El desterrado Soljenitsin deambuló por Europa durante algún tiempo, y sus vagabundeos le trajeron a España, donde el inquieto José María Íñigo le llevó a su programa de televisión. La aparición del escritor ruso con sus barbas de capitán Ahab en la pequeña pantalla provocó el estupor primero y la indignación acto seguido de la «progresía» nacional. Bien es cierto que Íñigo, tal vez para hacerse perdonar u olvidar su condición de estrella de la televisión franquista, filmó a Soljenitsin como a un energúmeno alucinado. Aún así, lo que Soljenitsin dijo ofendió gravemente a la «progresía». El escritor ruso había visto en los quioscos de Madrid toda la prensa extranjera que le apeteciera comprar; había huelgas, aunque no estuvieran autorizadas; todo el mundo podía desplazarse libremente por España y salir al extranjero; ¡se podía tener una fotocopiadora en casa para uso particular! Y concluía Soljenitsin: «¿A esto le llaman ustedes dictadura? ¡Vayan a la Unión Soviética y entérense!».
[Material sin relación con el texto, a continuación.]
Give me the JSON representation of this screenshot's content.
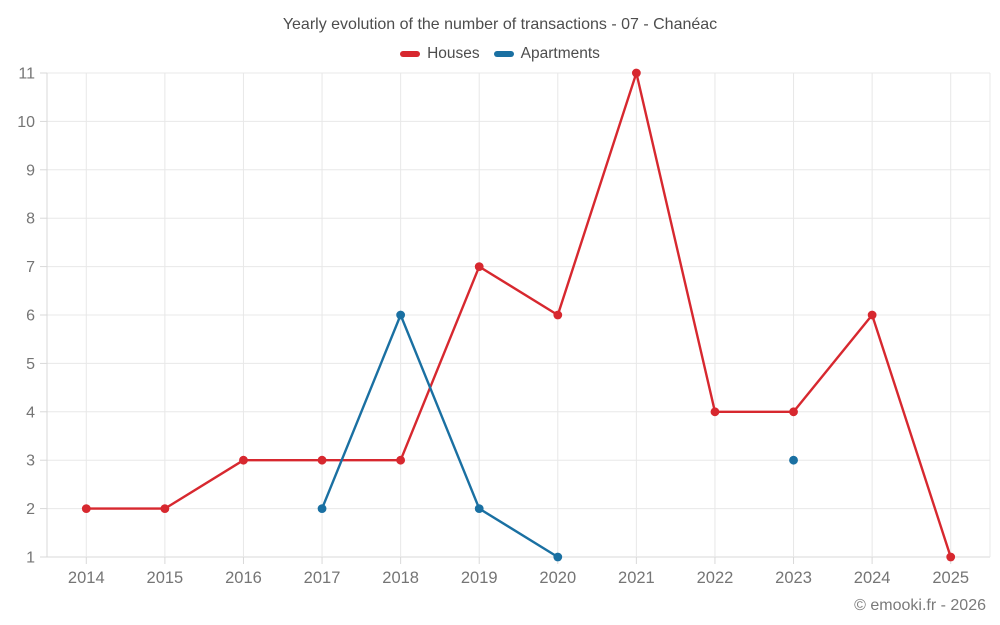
{
  "chart": {
    "title": "Yearly evolution of the number of transactions - 07 - Chanéac",
    "legend": {
      "houses_label": "Houses",
      "apartments_label": "Apartments"
    },
    "footer": "© emooki.fr - 2026",
    "colors": {
      "houses": "#d7282f",
      "apartments": "#1a70a2",
      "grid": "#e8e8e8",
      "axis_line": "#d9d9d9",
      "axis_text": "#757575",
      "title_text": "#4d4d4d"
    }
  },
  "chart_data": {
    "type": "line",
    "title": "Yearly evolution of the number of transactions - 07 - Chanéac",
    "categories": [
      "2014",
      "2015",
      "2016",
      "2017",
      "2018",
      "2019",
      "2020",
      "2021",
      "2022",
      "2023",
      "2024",
      "2025"
    ],
    "series": [
      {
        "name": "Houses",
        "color": "#d7282f",
        "values": [
          2,
          2,
          3,
          3,
          3,
          7,
          6,
          11,
          4,
          4,
          6,
          1
        ]
      },
      {
        "name": "Apartments",
        "color": "#1a70a2",
        "values": [
          null,
          null,
          null,
          2,
          6,
          2,
          1,
          null,
          null,
          3,
          null,
          null
        ]
      }
    ],
    "xlabel": "",
    "ylabel": "",
    "ylim": [
      1,
      11
    ],
    "yticks": [
      1,
      2,
      3,
      4,
      5,
      6,
      7,
      8,
      9,
      10,
      11
    ],
    "grid": true,
    "legend_position": "top",
    "annotation": "© emooki.fr - 2026"
  }
}
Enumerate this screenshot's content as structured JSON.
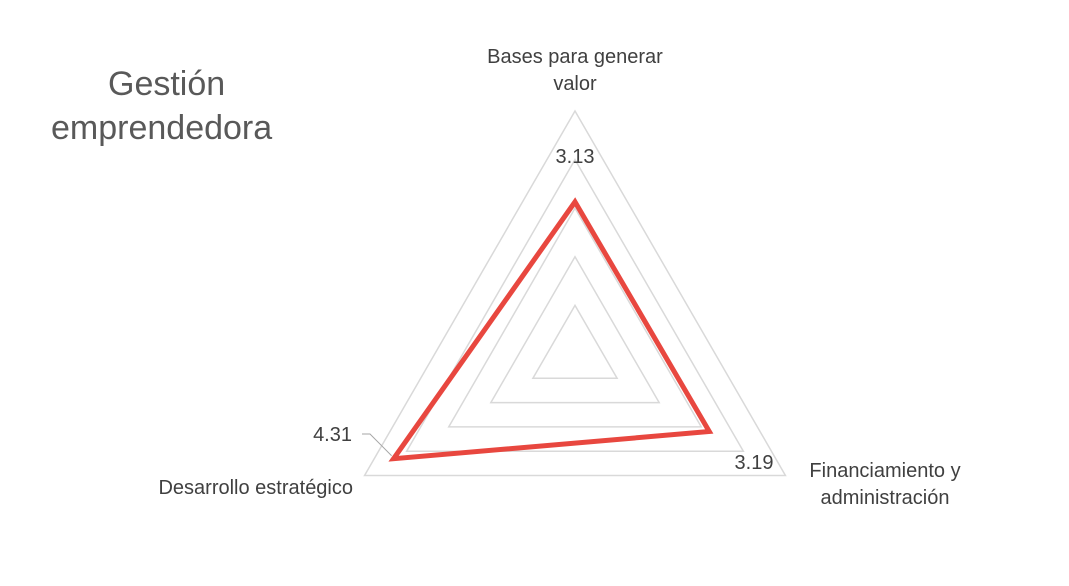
{
  "chart_data": {
    "type": "radar",
    "title_lines": [
      "Gestión",
      "emprendedora"
    ],
    "categories": [
      {
        "lines": [
          "Bases para generar",
          "valor"
        ]
      },
      {
        "lines": [
          "Financiamiento y",
          "administración"
        ]
      },
      {
        "lines": [
          "Desarrollo estratégico"
        ]
      }
    ],
    "series": [
      {
        "values": [
          3.13,
          3.19,
          4.31
        ],
        "data_labels": [
          "3.13",
          "3.19",
          "4.31"
        ],
        "color": "#e8473f"
      }
    ],
    "rlim": [
      0,
      5
    ],
    "gridlines": [
      1,
      2,
      3,
      4,
      5
    ],
    "grid": true,
    "legend": "none"
  }
}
La condena por la vía violenta no se hizo esperar. Cucamente, no fueron los intelectuales comunistas los primeros en dar la cara, sino un «compañero de viaje» como Juan Benet, autor de un artículo miserable, indigno de tan buen escritor. Mas si Benet pidió con todas las letras que se devolviera a Soljenitsin al gulag, otros pedían que le metieran en un psiquiátrico o en una jaula. Curiosamente, la izquierda, tanto la de observancia leninista como la supuestamente moderada, siempre consideró con mayor tranquilidad los gulag que los campos de concentración nacionalsocialistas: por eso, tal vez Benet creía que en un campo soviético se le podía dar a Soljenitsin buena educación. Apunto esto porque Benet fue amigo mío. Las reacciones contra Soljenitsin fueron uno de los episodios más vergonzosos de la transición temprana: solo porque el escritor ruso vino a hablar de libertad, cuando aquí sólo se quería oír hablar de democracia.